Beobachtungen, dass nach einem Relaps Läsionen an den gleichen Stellen wieder auftauchen, an denen sie schon zuvor vorhanden waren, haben zur Entdeckung des  „Krankheitsgedächtnisses“ in der Haut beigetragen. Spezifische T-Zellen, die Tissue Resident Memory T-Cells, verbleiben in der Haut. Auch nach einer Therapie bleibt ein Teil dieser Zellen in der Haut zurück und produziert weiterhin etwas IL-17 oder IL-23. 
„Irgendwann kommt es zu einem Trigger, die Zellen werden lokal reaktiviert, es kommt zum Influx von weiteren T-Zellen, ein Relaps folgt und die Krankheit kommt zurück“, erklärte Conrad.
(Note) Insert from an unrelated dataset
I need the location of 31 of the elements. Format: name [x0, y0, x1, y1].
Wolle man die Krankheit wirklich verhindern, müssten wohl die Tissue Resident Memory T-Cells eliminiert werden. Ist das möglich? „Ich glaube, es ist nicht möglich und das ist auch gut so. Denn dieses Skin Resident Memory ist in erster Linie dazu da, uns vor Infektionen zu schützen – und vielleicht auch vor Tumoren“, gab Conrad zu bedenken. 

Quellen:
  1. Tagung der Deutschen Dermatologischen Gesellschaft (DDG), 30.04. bis 03.05.2025, City Cube, Berlin.Sitzung: Chronisch entzündliche Dermatosen - quo vadis?, 1. Mai.
  2. https://www.nature.com/articles/s41467-024-54559-6 (Konzept)
  3. https://www.jacionline.org/article/S0091-6749(22)00386-4/fulltext (Deucravacitinib)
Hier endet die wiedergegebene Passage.